窓からミッドガルの夜景が見える。街の至る所に飾り付けられたイルミネーションの光が積もった雪に反射してきらきらと輝いている。

ハルは最終電車の窓からその光景をぼんやりと眺めていた。電車は滑るように走り規則正しく揺れ、進んでいく。

乗っている人もまばらで、彼女のいる車両には他にカップルが1組とサラリーマン風の男性、それに飲んだくれた酔っ払いがいて、酔っ払いは座席に横になって眠っていた。

ハルは被っていたキャメルのキャスケットを心もち持ち上げ、窓の外の光を物憂げに見つめた。キャスケットの端から銀の髪が零れる。

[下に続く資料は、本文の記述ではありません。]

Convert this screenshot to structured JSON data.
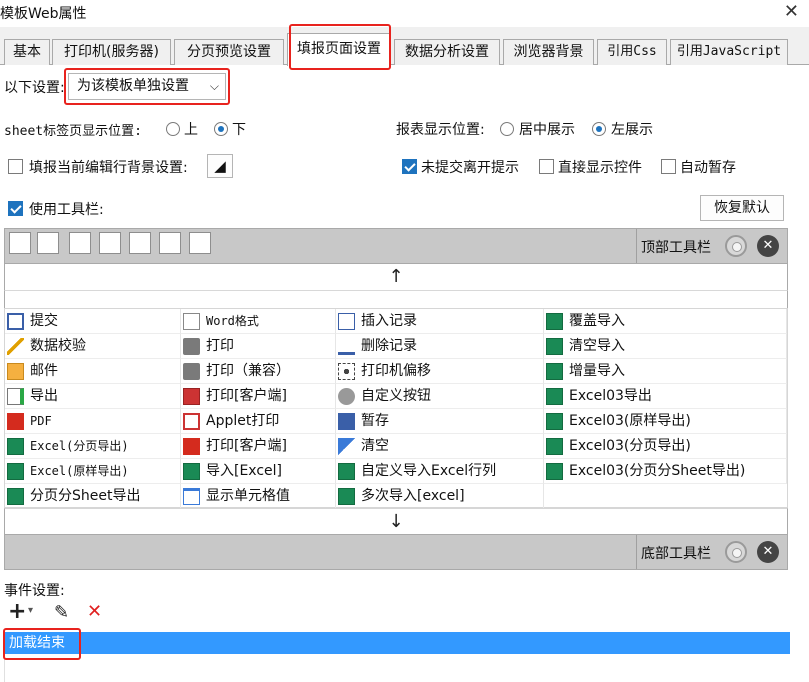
{
  "window": {
    "title": "模板Web属性",
    "close_glyph": "✕"
  },
  "tabs": [
    {
      "label": "基本"
    },
    {
      "label": "打印机(服务器)"
    },
    {
      "label": "分页预览设置"
    },
    {
      "label": "填报页面设置",
      "active": true
    },
    {
      "label": "数据分析设置"
    },
    {
      "label": "浏览器背景"
    },
    {
      "label": "引用Css"
    },
    {
      "label": "引用JavaScript"
    }
  ],
  "settings": {
    "scope_label": "以下设置:",
    "scope_value": "为该模板单独设置",
    "sheet_pos_label": "sheet标签页显示位置:",
    "sheet_pos_options": [
      "上",
      "下"
    ],
    "sheet_pos_selected": "下",
    "report_pos_label": "报表显示位置:",
    "report_pos_options": [
      "居中展示",
      "左展示"
    ],
    "report_pos_selected": "左展示",
    "bg_setting_label": "填报当前编辑行背景设置:",
    "bg_setting_checked": false,
    "unsubmitted_label": "未提交离开提示",
    "unsubmitted_checked": true,
    "direct_display_label": "直接显示控件",
    "direct_display_checked": false,
    "auto_save_label": "自动暂存",
    "auto_save_checked": false,
    "use_toolbar_label": "使用工具栏:",
    "use_toolbar_checked": true,
    "restore_default_label": "恢复默认"
  },
  "toolbar": {
    "top_label": "顶部工具栏",
    "bottom_label": "底部工具栏",
    "up_arrow": "↑",
    "down_arrow": "↓",
    "top_icons": [
      "save-icon",
      "check-icon",
      "print-icon",
      "export-icon",
      "mail-icon",
      "insert-icon",
      "cell-icon"
    ]
  },
  "buttons": {
    "col1": [
      {
        "label": "提交",
        "icon": "save"
      },
      {
        "label": "数据校验",
        "icon": "check"
      },
      {
        "label": "邮件",
        "icon": "mail"
      },
      {
        "label": "导出",
        "icon": "export"
      },
      {
        "label": "PDF",
        "icon": "pdf"
      },
      {
        "label": "Excel(分页导出)",
        "icon": "xls"
      },
      {
        "label": "Excel(原样导出)",
        "icon": "xls"
      },
      {
        "label": "分页分Sheet导出",
        "icon": "xls"
      }
    ],
    "col2": [
      {
        "label": "Word格式",
        "icon": "word"
      },
      {
        "label": "打印",
        "icon": "print"
      },
      {
        "label": "打印（兼容）",
        "icon": "print"
      },
      {
        "label": "打印[客户端]",
        "icon": "pdfp"
      },
      {
        "label": "Applet打印",
        "icon": "applet"
      },
      {
        "label": "打印[客户端]",
        "icon": "pdfp"
      },
      {
        "label": "导入[Excel]",
        "icon": "xls"
      },
      {
        "label": "显示单元格值",
        "icon": "cell"
      }
    ],
    "col3": [
      {
        "label": "插入记录",
        "icon": "insert"
      },
      {
        "label": "删除记录",
        "icon": "delete"
      },
      {
        "label": "打印机偏移",
        "icon": "move"
      },
      {
        "label": "自定义按钮",
        "icon": "gear"
      },
      {
        "label": "暂存",
        "icon": "store"
      },
      {
        "label": "清空",
        "icon": "clear"
      },
      {
        "label": "自定义导入Excel行列",
        "icon": "xls"
      },
      {
        "label": "多次导入[excel]",
        "icon": "xls"
      }
    ],
    "col4": [
      {
        "label": "覆盖导入",
        "icon": "xls"
      },
      {
        "label": "清空导入",
        "icon": "xls"
      },
      {
        "label": "增量导入",
        "icon": "xls"
      },
      {
        "label": "Excel03导出",
        "icon": "xls"
      },
      {
        "label": "Excel03(原样导出)",
        "icon": "xls"
      },
      {
        "label": "Excel03(分页导出)",
        "icon": "xls"
      },
      {
        "label": "Excel03(分页分Sheet导出)",
        "icon": "xls"
      }
    ]
  },
  "events": {
    "label": "事件设置:",
    "add_glyph": "+",
    "dropdown_glyph": "▾",
    "edit_glyph": "✎",
    "delete_glyph": "✕",
    "items": [
      "加载结束"
    ]
  },
  "colors": {
    "accent": "#1e73be",
    "highlight": "#e8231e",
    "selection": "#3399ff"
  }
}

街の光は眩しいほどで、思わず左右色の違う瞳を細める。

共に過ごす恋人のいない降誕祭がどれだけ寂しいものか。

その恋人との間にもう愛が無くて、そのために共に過ごさないでいるというのならこんなにも切ない気持ちにはならない。

だけど彼らの間には確かに愛があったのに…彼女の恋人のレイは任務中に事故で行方不明―――未だに発見されていなかった。

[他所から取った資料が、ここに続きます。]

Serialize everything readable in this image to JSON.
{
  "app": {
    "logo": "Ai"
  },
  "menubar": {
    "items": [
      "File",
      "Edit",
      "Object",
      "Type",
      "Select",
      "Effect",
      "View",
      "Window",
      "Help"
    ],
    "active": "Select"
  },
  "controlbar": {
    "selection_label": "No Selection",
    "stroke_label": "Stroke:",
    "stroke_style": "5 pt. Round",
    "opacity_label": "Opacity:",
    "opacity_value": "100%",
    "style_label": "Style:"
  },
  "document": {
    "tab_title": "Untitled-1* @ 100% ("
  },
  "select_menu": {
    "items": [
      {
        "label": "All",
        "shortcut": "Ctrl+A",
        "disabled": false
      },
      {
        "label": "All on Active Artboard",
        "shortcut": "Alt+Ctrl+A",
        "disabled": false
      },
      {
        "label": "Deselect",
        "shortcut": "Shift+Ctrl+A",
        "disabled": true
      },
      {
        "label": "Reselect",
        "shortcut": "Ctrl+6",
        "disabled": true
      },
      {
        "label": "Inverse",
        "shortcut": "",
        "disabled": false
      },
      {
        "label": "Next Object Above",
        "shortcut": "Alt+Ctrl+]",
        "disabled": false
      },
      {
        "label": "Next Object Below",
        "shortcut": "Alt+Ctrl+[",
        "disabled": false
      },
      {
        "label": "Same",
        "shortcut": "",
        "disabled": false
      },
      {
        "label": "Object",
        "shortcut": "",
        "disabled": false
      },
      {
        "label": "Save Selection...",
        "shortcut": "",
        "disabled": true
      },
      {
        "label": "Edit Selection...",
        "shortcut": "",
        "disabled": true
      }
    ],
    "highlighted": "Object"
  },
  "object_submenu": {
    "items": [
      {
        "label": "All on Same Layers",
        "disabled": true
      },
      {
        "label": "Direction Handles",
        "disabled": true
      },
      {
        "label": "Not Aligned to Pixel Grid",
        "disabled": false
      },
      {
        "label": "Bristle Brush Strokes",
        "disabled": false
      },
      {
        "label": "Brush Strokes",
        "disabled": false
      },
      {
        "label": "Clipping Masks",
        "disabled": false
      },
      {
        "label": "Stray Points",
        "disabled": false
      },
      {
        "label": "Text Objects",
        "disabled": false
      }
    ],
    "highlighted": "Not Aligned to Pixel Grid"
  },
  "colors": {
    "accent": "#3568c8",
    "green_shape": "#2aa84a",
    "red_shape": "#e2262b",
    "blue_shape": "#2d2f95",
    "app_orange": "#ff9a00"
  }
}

遺体も発見されずに会社に死亡報告を出されても全く納得がいかない。

まだ好きなのにその人と過ごす事が叶わない。それが苦しくて、何かを振り払うようにハルは降誕祭に仕事を詰めた。

世界一の大企業神羅カンパニー、降誕祭といえど仕事は手に余るほどあった。

休暇を取って一人で物思いにふけるよりも、何かをしている時ならばその切ない感情を忘れられると、彼女は仕事の予定を詰め必死でこなした。

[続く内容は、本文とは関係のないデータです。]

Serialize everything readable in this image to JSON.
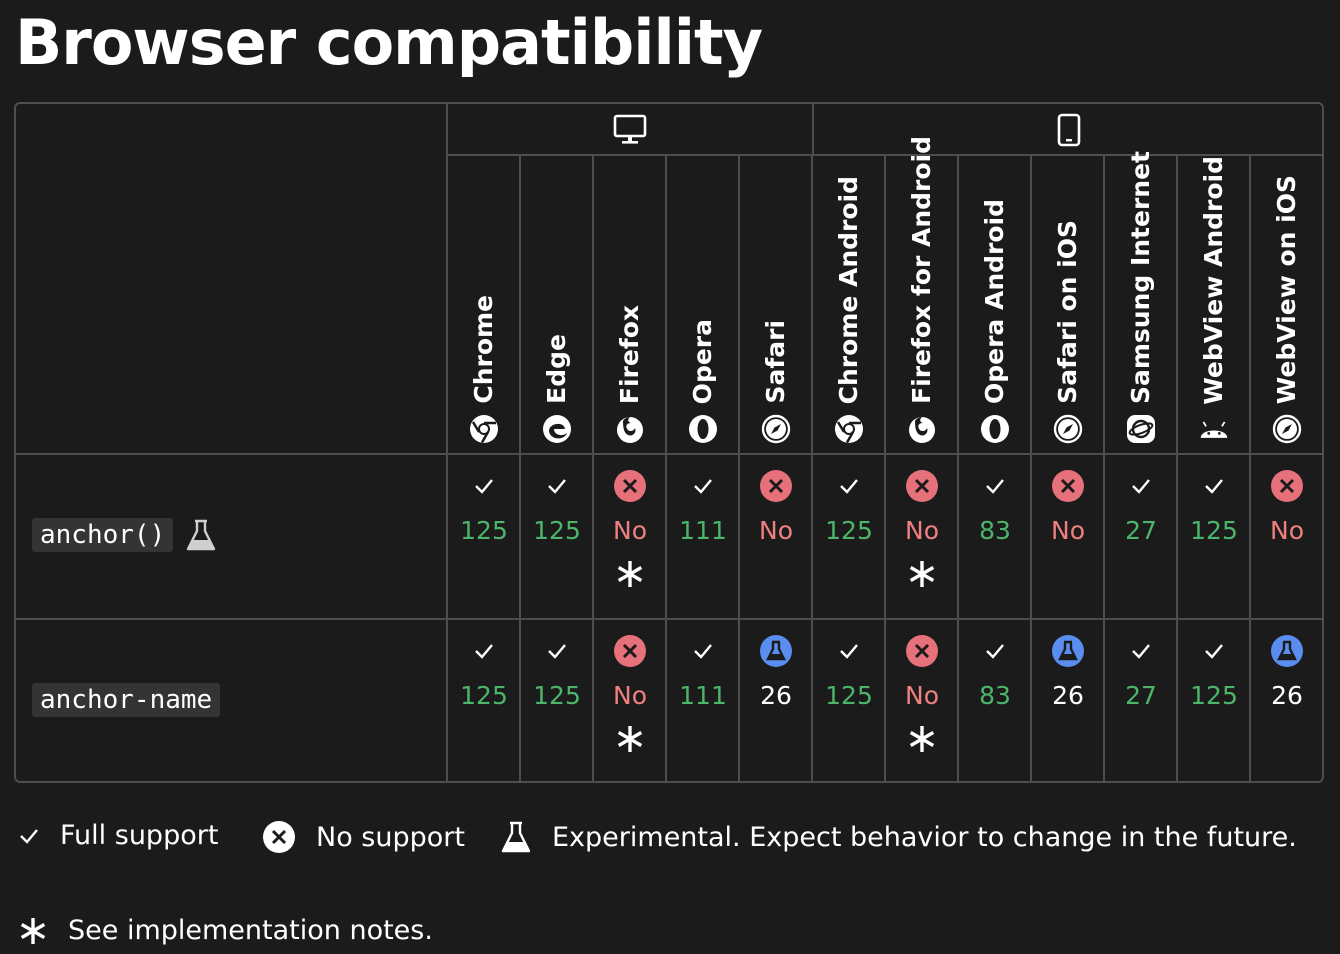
{
  "title": "Browser compatibility",
  "colors": {
    "background": "#1b1b1b",
    "border": "#4e4e4e",
    "supported": "#4cb56a",
    "unsupported": "#f08080",
    "no_icon_bg": "#e6717a",
    "experimental_icon_bg": "#5a8df0",
    "code_bg": "#343434"
  },
  "groups": [
    {
      "icon": "desktop-icon"
    },
    {
      "icon": "mobile-icon"
    }
  ],
  "browsers": [
    {
      "name": "Chrome",
      "icon": "chrome-icon"
    },
    {
      "name": "Edge",
      "icon": "edge-icon"
    },
    {
      "name": "Firefox",
      "icon": "firefox-icon"
    },
    {
      "name": "Opera",
      "icon": "opera-icon"
    },
    {
      "name": "Safari",
      "icon": "safari-icon"
    },
    {
      "name": "Chrome Android",
      "icon": "chrome-icon"
    },
    {
      "name": "Firefox for Android",
      "icon": "firefox-icon"
    },
    {
      "name": "Opera Android",
      "icon": "opera-icon"
    },
    {
      "name": "Safari on iOS",
      "icon": "safari-icon"
    },
    {
      "name": "Samsung Internet",
      "icon": "samsung-internet-icon"
    },
    {
      "name": "WebView Android",
      "icon": "android-icon"
    },
    {
      "name": "WebView on iOS",
      "icon": "safari-icon"
    }
  ],
  "features": [
    {
      "name": "anchor()",
      "experimental": true,
      "cells": [
        {
          "status": "yes",
          "version": "125"
        },
        {
          "status": "yes",
          "version": "125"
        },
        {
          "status": "no",
          "version": "No",
          "note": true
        },
        {
          "status": "yes",
          "version": "111"
        },
        {
          "status": "no",
          "version": "No"
        },
        {
          "status": "yes",
          "version": "125"
        },
        {
          "status": "no",
          "version": "No",
          "note": true
        },
        {
          "status": "yes",
          "version": "83"
        },
        {
          "status": "no",
          "version": "No"
        },
        {
          "status": "yes",
          "version": "27"
        },
        {
          "status": "yes",
          "version": "125"
        },
        {
          "status": "no",
          "version": "No"
        }
      ]
    },
    {
      "name": "anchor-name",
      "experimental": false,
      "cells": [
        {
          "status": "yes",
          "version": "125"
        },
        {
          "status": "yes",
          "version": "125"
        },
        {
          "status": "no",
          "version": "No",
          "note": true
        },
        {
          "status": "yes",
          "version": "111"
        },
        {
          "status": "experimental",
          "version": "26"
        },
        {
          "status": "yes",
          "version": "125"
        },
        {
          "status": "no",
          "version": "No",
          "note": true
        },
        {
          "status": "yes",
          "version": "83"
        },
        {
          "status": "experimental",
          "version": "26"
        },
        {
          "status": "yes",
          "version": "27"
        },
        {
          "status": "yes",
          "version": "125"
        },
        {
          "status": "experimental",
          "version": "26"
        }
      ]
    }
  ],
  "legend": [
    {
      "icon": "check-icon",
      "label": "Full support"
    },
    {
      "icon": "no-support-icon",
      "label": "No support"
    },
    {
      "icon": "flask-icon",
      "label": "Experimental. Expect behavior to change in the future."
    },
    {
      "icon": "asterisk-icon",
      "label": "See implementation notes."
    }
  ]
}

けれどやはりそれは一時の感情が無理やり切なさを押し隠しているに過ぎず、こうして独りになると忘れようとしても忘れられず心の奥から侵食されて。

 

 

 

ふと鳴る携帯電話。慌てて出たために誰の番号かも確認せずに出てしまった。

「もしもし、俺」

懐かしい声。聞き間違いかと思って一旦電話を耳から離し番号を確認する。

ひとつひとつナンバーを反芻するたび息が詰まる。鼓動が早くなる。かかってくるはずない。だってこの番号は…

「あなた、誰なの?」

動揺のためであろうが、随分とつっけんどんな言い方をしてしまった。

間違い電話ならば相手に失礼だったとハルは内心舌打ちした。

けれど相手は尚もありえないはずの言葉を口にする。

「誰って…ひどいな、俺だよ。レイ。レイ・ド・ラザフォード」

「嘘…嘘!いたずらはやめて!!」

半ば泣きそうな声で否定する。まるで自分に言い聞かせるように。

「嘘じゃないって、今日はどうしたんだ、ハル?仕事、忙しすぎるんじゃないか?大丈夫か?」

自分を気遣ってくれる声は間違いなく彼の優しいもので。

真実か幻想か、ただ頭が混乱して…何も判らなくなって。それでも彼の声が耳に響いてくる。嫌でも鼓膜を震わせる。

「ああ、そうだ、今最終電車に乗ってるんだろ…俺、駅の側の広場の…今そう、ツリーの下にいるんだ。あのきらきら光って綺麗なの。

もうじき窓から見えるだろ、手を振るから…」

顔を上げて窓の外を見る。あのいつもの、優しい笑顔で手を振るレイの姿があった。

長身で締まった筋肉、アッシュグレイの髪に、吸い込まれそうな魔晄の蒼の瞳…

嬉しさか、切なさか、それとも別な感情か…涙が頬を伝った。

 

 

頬の涙を拭ってふと目覚めた。

電車は変わらず規則正しい音を立てて走っている。

駅もまだ遠い。幻影か、幻想か、或いは夢か…光に目が眩んだのかもしれない。

ありもしない幻影(もの)を見るなんて。

ハルは溜息をつくとキャメルのキャスケットを目深に被りなおした。

電車の音に混ざって街から聞こえる陽気な音楽が楽しくて少し切ない。雪の聖夜は静かに更けていった。